これから妊娠・出産をひかえる女性におすすめなのが風疹(ふうしん)、麻疹(はしか)ワクチン接種。ことに大人の麻疹は最近、日本各地でみられるようになり、油断はできない。また、1979年4月2日~1987年10月1日生まれで、風疹にかかったことがない女性も、ぜひ予防接種を受けておこう。ただし、接種後3ヵ月間は避妊が必要。詳しくは専門医に。

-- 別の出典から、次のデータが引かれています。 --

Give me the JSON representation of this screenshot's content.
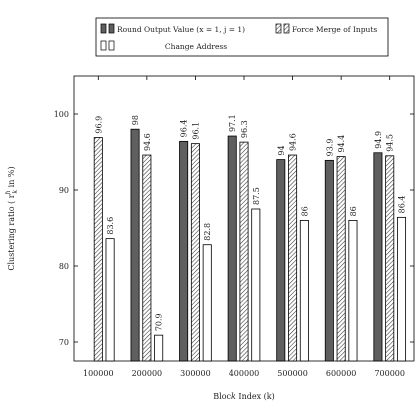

このほか海外旅行に行くときにも、ぜひ予防接種を受けておこう。感染症が流行している地域を訪れる場合はなおさら。破傷風、A型肝炎、日本脳炎、ポリオ、ジフテリア、麻疹(はしか)、狂犬病の予防接種を受けたことのない人は、流行状況を調べたうえで、積極的に受けるとよいだろう(ただし、A型肝炎予防接種を受けられるのは16歳以上のみ)。 東南アジア、インド、南アフリカなど、入国に際し、黄熱ワクチンの接種済み証明書を求める国もある。
不健康な状態では予防効果どころか、危険な状態に陥ることも。こんなときは予防接種を避けよう。
予防接種の実施は、市町村によって方法や時期が異なる。集団接種をおこなう場合もあれば、個別接種をする所もある。詳しくは地域の保健センターなどに問い合わせよう。